The weekly Cabinet meeting flopped for the fourth consecutive time on Thursday amid heightened differences between coalition partners PNU and ODM. Ministers were summoned for the meeting around 7am only for them to be informed an hour later that it had been cancelled.

They had been invited through the Cabinet Office, which either called them directly or through their offices. Some of them got the messages through Short Message Service (SMS). However, there was a bone of contention between the Party of National Unity and Orange Democratic Movement ministers on what exactly caused the cancellation of the meeting.

Whereas ODM ministers blamed President Kibaki, who chairs the Cabinet, some PNU colleagues said Prime Minister Raila Odinga had scuttled the meeting because he was unavailable. However, the Head of the Presidential Press Service, Mr Isaiah Kabira, blamed the confusion on “miscommunication from the Cabinet Office”.

He said that the Cabinet meeting called on Thursday was supposed to be held next week and that letters had already been sent out. An ODM minister, who spoke to the Nation and requested anonymity because of the sensitivity of the matter said: “There was no Cabinet meeting scheduled by Wednesday evening, but yesterday morning, we were informed that there was one… but an hour later it was cancelled.”

The minister said some of them were inconvenienced because they had to cancel important duties because of the meeting, only for it to called off. However, a minister allied to PNU, who also asked not to be named, said the meeting was cancelled because Mr Odinga said he would be away.

“I was informed of the Cabinet meeting this morning (Thursday) around 7am, but my office later called me to say the meeting had been cancelled because the Prime Minister was unavailable,” the minister said. The minister said Mr Odinga had written another letter to the President asking that the Permanent Committee on the Management of the Grand Coalition Affairs should meet to iron out issues.

The minister accused the PM of attempting to derail the work of the “Cabinet by replacing it with the committee”. The ODM minister countered the argument, saying Mr Odinga alone could not derail a Cabinet meeting. “He (Mr Odinga) wrote after the standoff last Thursday asking that the committee meets to sort out the issue so that Parliament does not go through another acrimonious debate. The PM wanted the meeting on Monday before Parliament resumed. It had nothing to do with yesterday’s Cabinet meeting.”

And while responding to claims that the PM scuttled Thursday’s meeting, his spokesman said Mr Odinga was informed of the meeting late after he was expected in Kericho to open a school of business studies, whose sponsors had travelled from the United Kingdom. “If the PM had been told earlier, he would have pushed the Kericho event to the afternoon. That is not a boycott. He received the message of the Cabinet meeting through his private secretary through an SMS at 9.30pm,” said spokesman Dennis Onyango.
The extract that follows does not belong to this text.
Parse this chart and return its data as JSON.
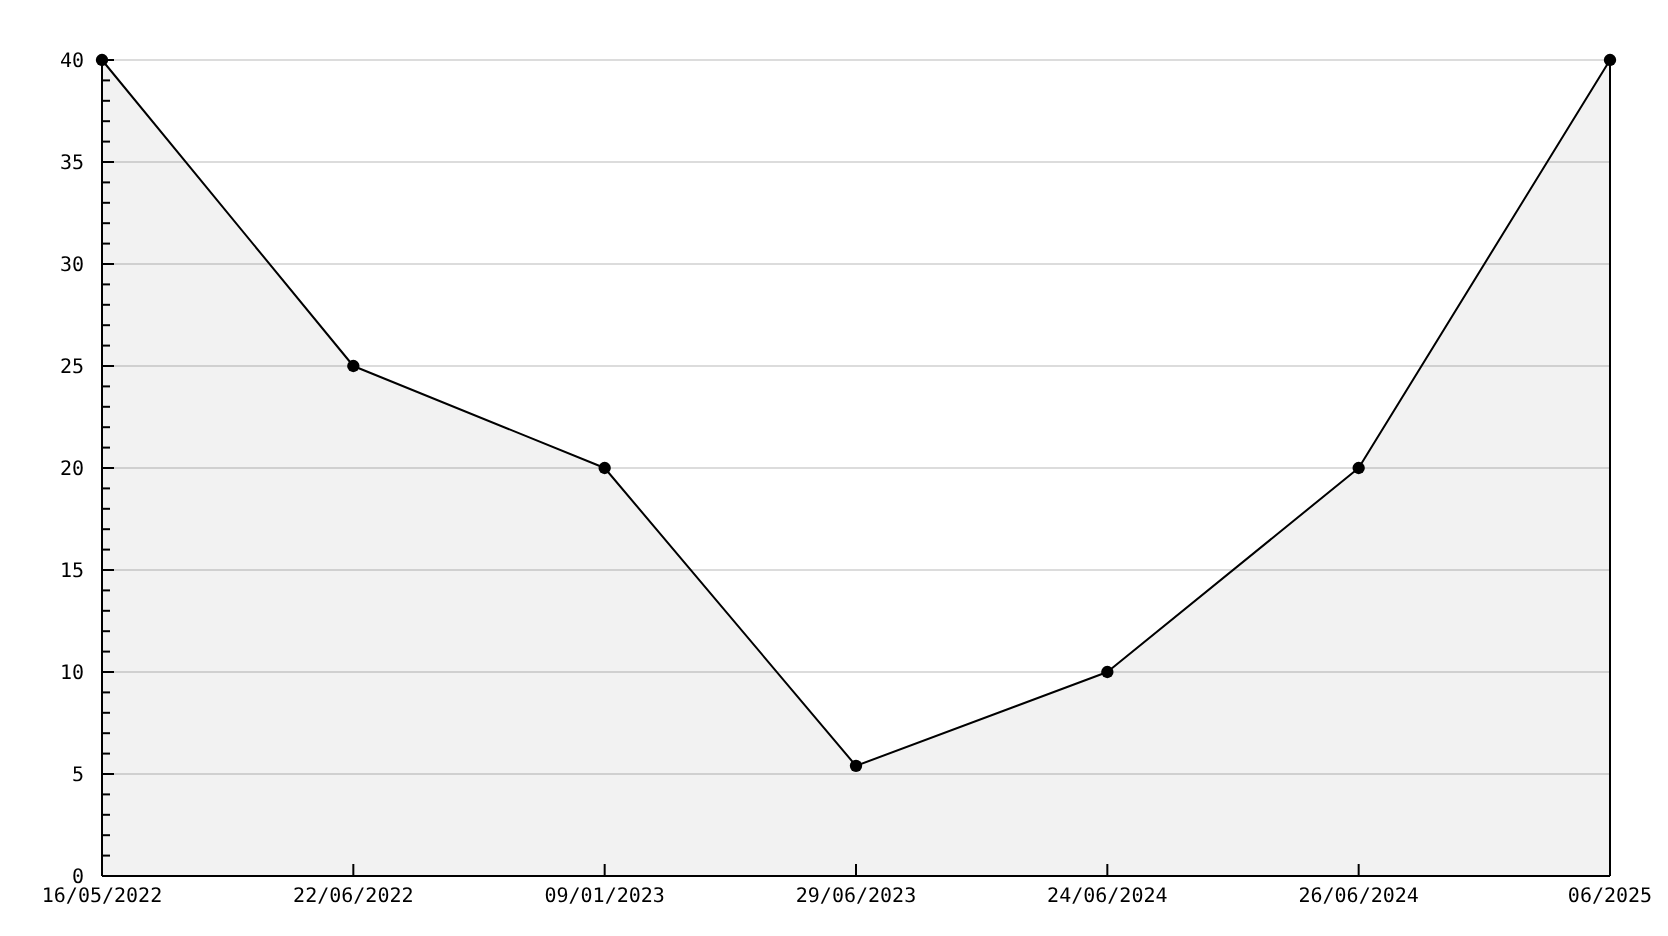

The PNU wing said there was a lot of pending business because the Cabinet had not met. Members accused Mr Odinga of only engaging in his political agenda. However, Mr Odinga said the Cabinet was free to proceed without him. He took issue with the invitation through SMS, saying a Cabinet meeting was too important and serious an event to be called in such a manner.

Considered inferior

“Cabinet meetings require serious preparations. They are not rubber stamp events or photo sessions. That propaganda against the PM is being spread by practitioners of cheap politics of survival,” said Mr Onyango, quoting Mr Odinga. In Kericho, Mr Odinga said ODM was firmly in government and would resist any unorthodox attempts by PNU to push it out of the coalition.

He said it was unfortunate that a clique of leaders in PNU, who now considered ODM inferior, had forgotten so fast that the Grand Coalition Government was set up to prevent further turmoil following the contested 2007 presidential election results. Two weeks ago, Mr Odinga wrote to the President stressing the need to solve outstanding issues between the coalition partners and implementation of reforms as stated in the National Accord.

He asked the President to postpone the Cabinet meeting and instead convene a session of the coalition committee to resolve thorny issues threatening their unity in government. The President obliged then. It is the fourth time that the meeting to discuss development policy has failed.

Last week, the meeting, usually chaired by President Kibaki at State House, was cancelled at the eleventh hour following the crisis over who between Mr Odinga and Vice-President Kalonzo Musyoka should head the House Business Committee. The impasse was resolved on Tuesday when Speaker Kenneth Marende announced that he would take over as interim chairman as the government sorted out itself.